Babalu Ayé é o senhor das doenças contagiosas (historicamente a varíola e a lepra, hoje associado a epidemias modernas e doenças de pele) e, simultaneamente, o milagreiro que traz a cura. Ele é a energia da transformação através do sofrimento.
Diferente do Brasil, onde "Obaluaê" (Jovem) e "Omolu" (Velho) são os nomes mais comuns, em Cuba o nome Babalu Ayé (Pai do Mundo) é o padrão. Ele é frequentemente chamado de "Pai" ou "Velho" como sinal de extrema reverência.
Babalu Ayé tem uma conexão profunda com a cultura Arará (proveniente do antigo Daomé, hoje Benin) dentro de Cuba.
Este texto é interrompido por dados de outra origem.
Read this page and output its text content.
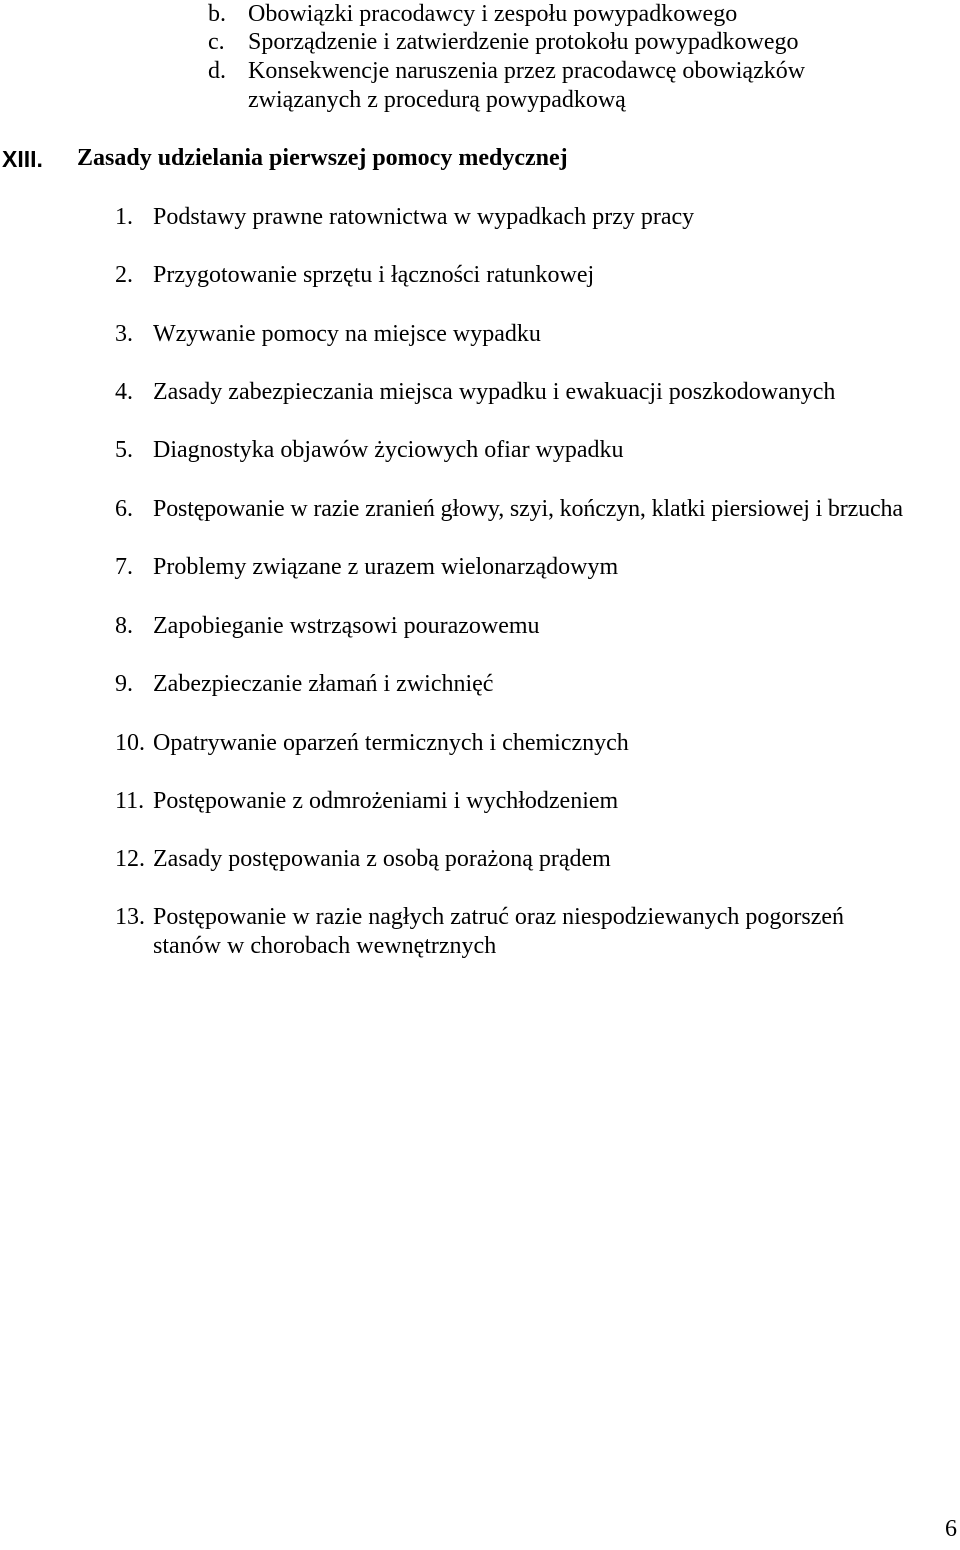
b. Obowiązki pracodawcy i zespołu powypadkowego
c. Sporządzenie i zatwierdzenie protokołu powypadkowego
d. Konsekwencje naruszenia przez pracodawcę obowiązków
związanych z procedurą powypadkową
XIII. Zasady udzielania pierwszej pomocy medycznej
1. Podstawy prawne ratownictwa w wypadkach przy pracy
2. Przygotowanie sprzętu i łączności ratunkowej
3. Wzywanie pomocy na miejsce wypadku
4. Zasady zabezpieczania miejsca wypadku i ewakuacji poszkodowanych
5. Diagnostyka objawów życiowych ofiar wypadku
6. Postępowanie w razie zranień głowy, szyi, kończyn, klatki piersiowej i brzucha
7. Problemy związane z urazem wielonarządowym
8. Zapobieganie wstrząsowi pourazowemu
9. Zabezpieczanie złamań i zwichnięć
10. Opatrywanie oparzeń termicznych i chemicznych
11. Postępowanie z odmrożeniami i wychłodzeniem
12. Zasady postępowania z osobą porażoną prądem
13. Postępowanie w razie nagłych zatruć oraz niespodziewanych pogorszeń
stanów w chorobach wewnętrznych
6
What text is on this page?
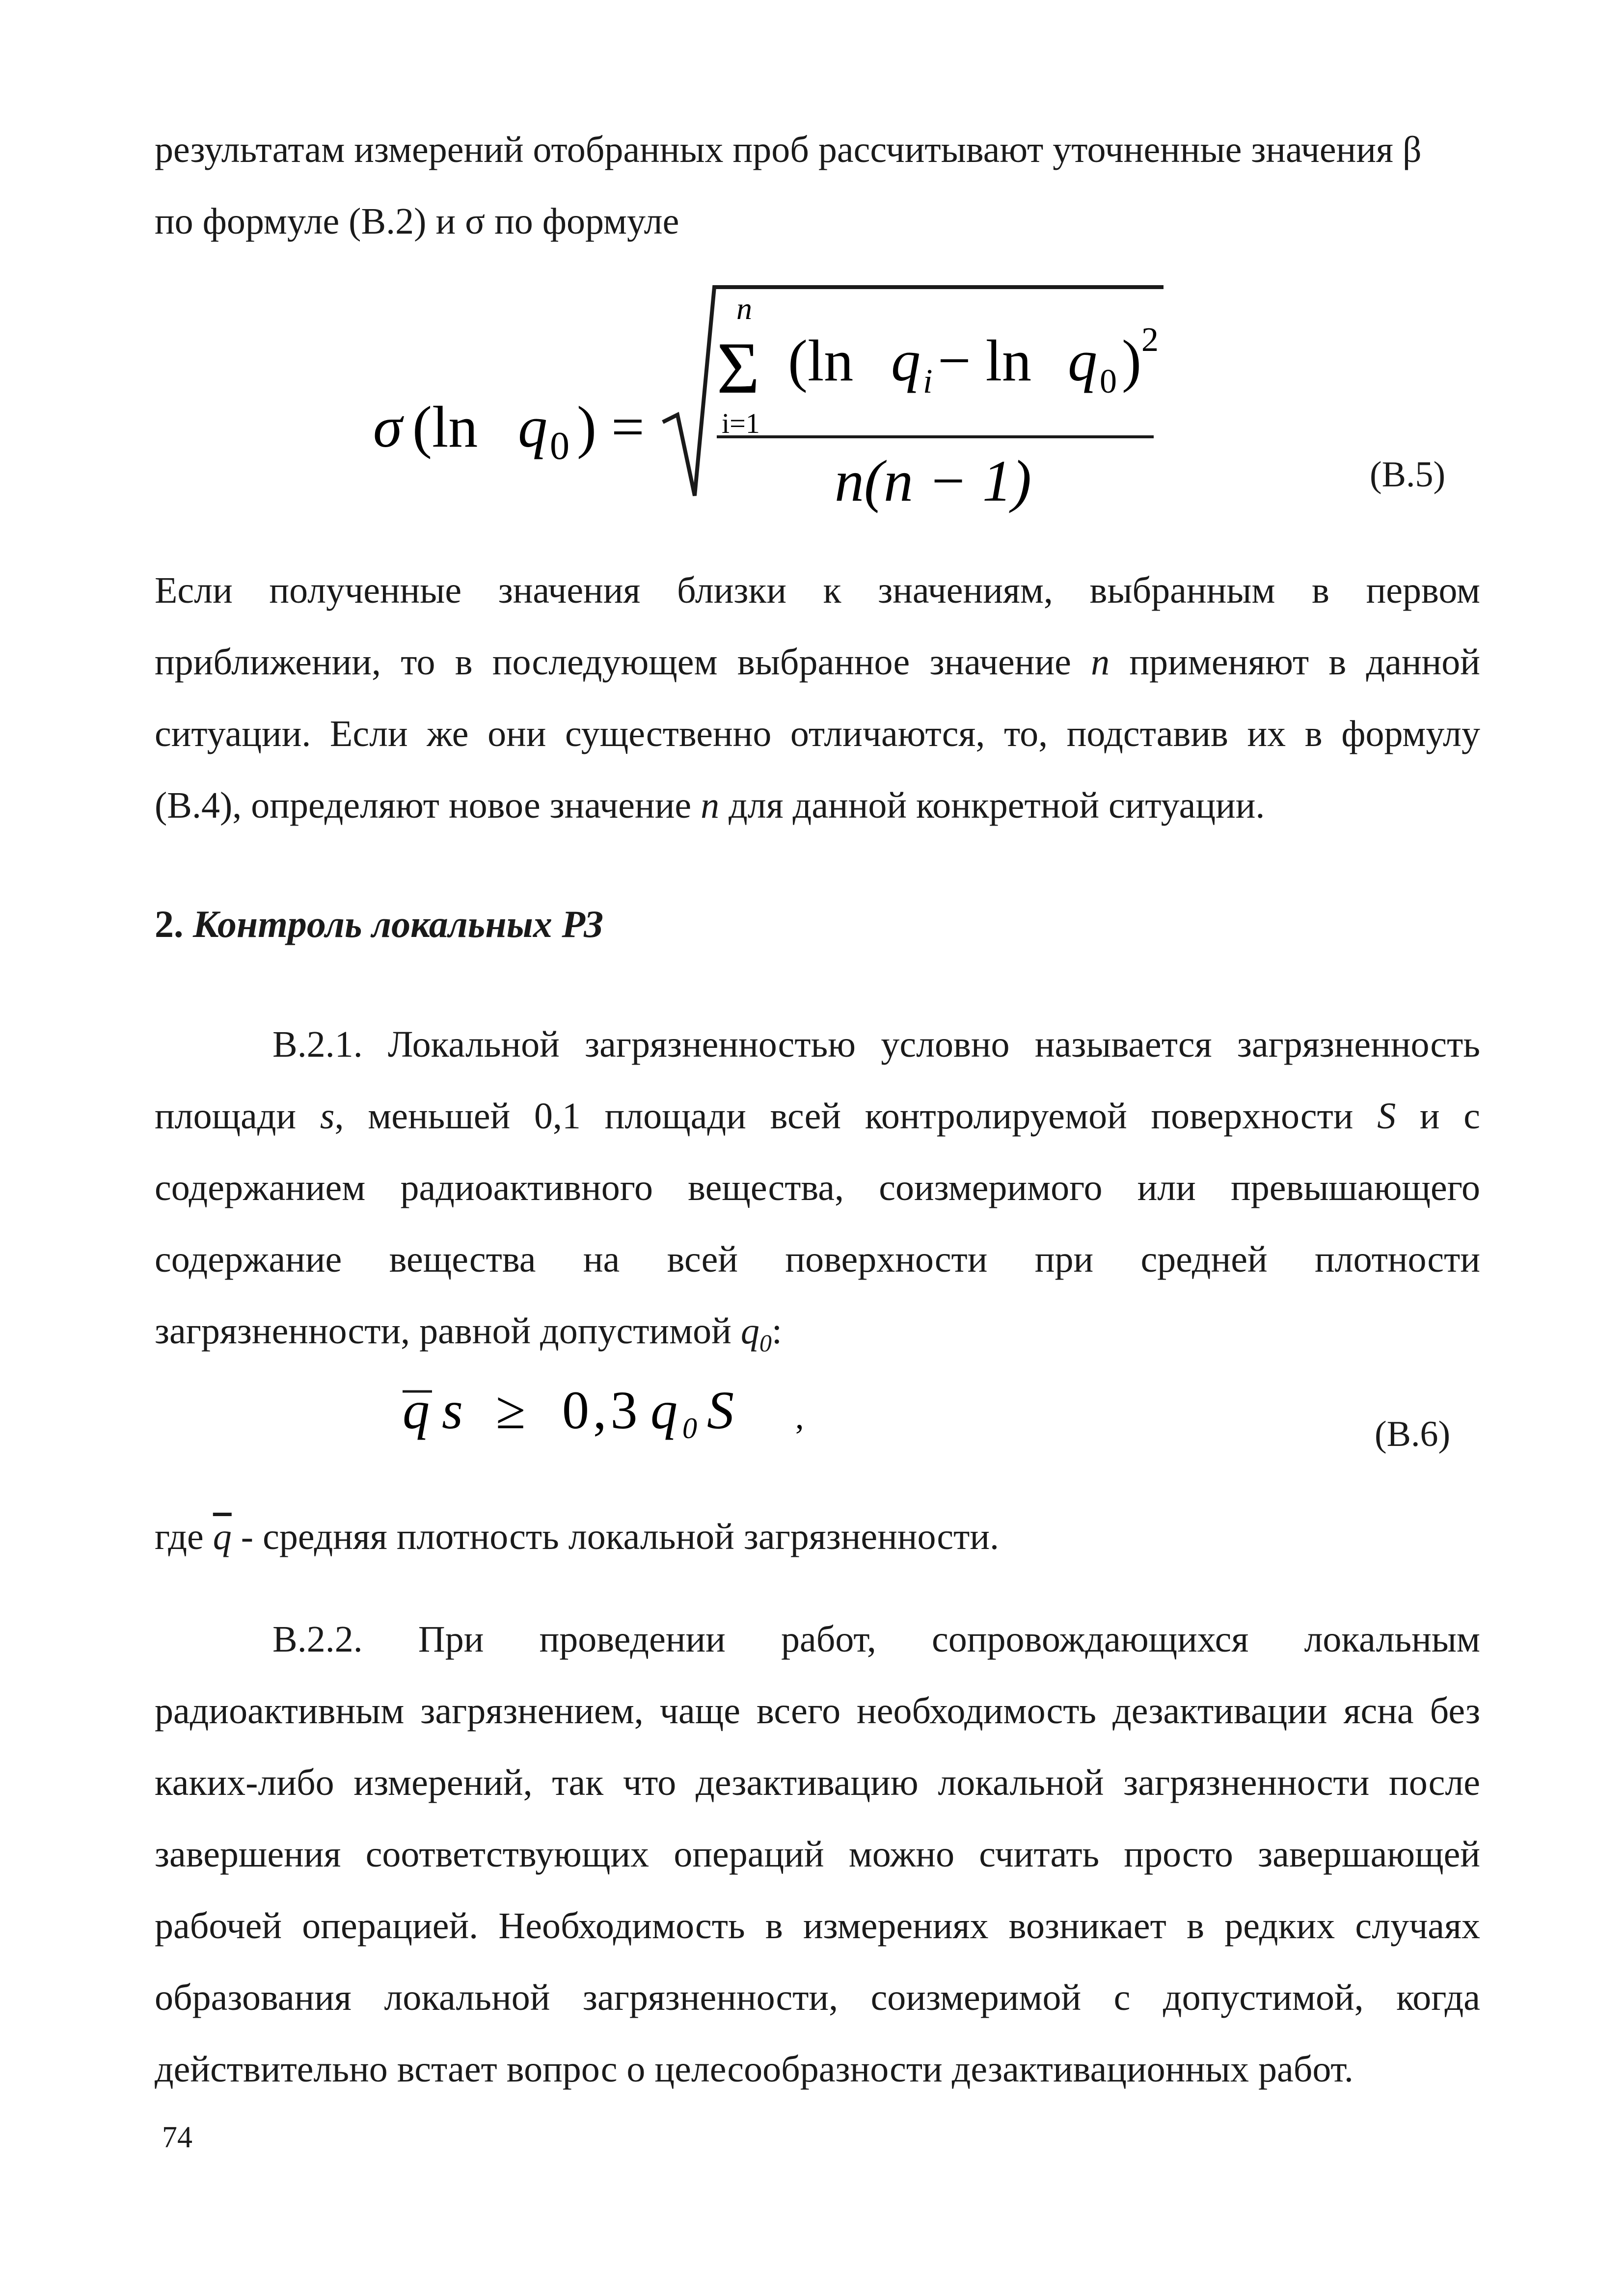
результатам измерений отобранных проб рассчитывают уточненные значения β
по формуле (В.2) и σ по формуле
σ (ln q 0 ) =
n
Σ
i=1
(ln q i − ln q 0 ) 2
n(n − 1)	(В.5)
Если полученные значения близки к значениям, выбранным в первом
приближении, то в последующем выбранное значение n применяют в данной
ситуации. Если же они существенно отличаются, то, подставив их в формулу
(В.4), определяют новое значение n для данной конкретной ситуации.
2. Контроль локальных РЗ
В.2.1. Локальной загрязненностью условно называется загрязненность
площади s, меньшей 0,1 площади всей контролируемой поверхности S и с
содержанием радиоактивного вещества, соизмеримого или превышающего
содержание вещества на всей поверхности при средней плотности
загрязненности, равной допустимой $q_0$:
q s ≥ 0,3 q 0 S ,	(В.6)
где $\overline{q}$ - средняя плотность локальной загрязненности.
В.2.2. При проведении работ, сопровождающихся локальным
радиоактивным загрязнением, чаще всего необходимость дезактивации ясна без
каких-либо измерений, так что дезактивацию локальной загрязненности после
завершения соответствующих операций можно считать просто завершающей
рабочей операцией. Необходимость в измерениях возникает в редких случаях
образования локальной загрязненности, соизмеримой с допустимой, когда
действительно встает вопрос о целесообразности дезактивационных работ.
74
Muitas cerimônias para ele são feitas em dialeto e estilos musicais específicos dessa linhagem, que se fundiu com a tradição Lucumí (Iorubá).
O Ja (Ajá): Sua principal ferramenta é o Ja, um feixe de fibras de palmeira ou ramos amarrados, usado para "limpar" as doenças do corpo do devoto.
Vestimentas: Ele é coberto por estopa (saco de juta), decorada com búzios e contas vermelhas e pretas (ou roxas em algumas casas). A palha da costa (mariwó) também é essencial.
Os Cães: Babalu Ayé é quase sempre representado acompanhado por dois cães, que são seus mensageiros e protetores, simbolizando sua conexão com os excluídos e os necessitados.
Ele é um Orixá de "terra" e "sangue". Suas danças são dramáticas, simulando a dor física e a fraqueza, para depois mostrar a superação e a força da vida. No Ifá Cubano, ele é visto como uma divindade de extrema disciplina. Quem trabalha com Babalu Ayé deve ser impecável com promessas e caráter.
Para o Babalaô, Babalu Ayé é uma força fundamental para rituais de limpeza pesada (paraldo ou sarayeye). Quando um signo (Odu) indica que a pessoa corre risco de saúde grave, é a Babalu Ayé que se recorre. Ele é o senhor do destino biológico.
Em Cuba, seu sincretismo com São Lázaro é fortíssimo. A peregrinação ao Santuário de El Rincón, perto de Havana, é uma das maiores manifestações religiosas da ilha, onde milhares de devotos pagam promessas muitas vezes extremas em busca de saúde.
Em resumo, Babalu Ayé é a resiliência. Ele ensina que mesmo na maior fragilidade do corpo, o espírito pode encontrar o "Aché" (poder) para se regenerar e governar o próprio mundo.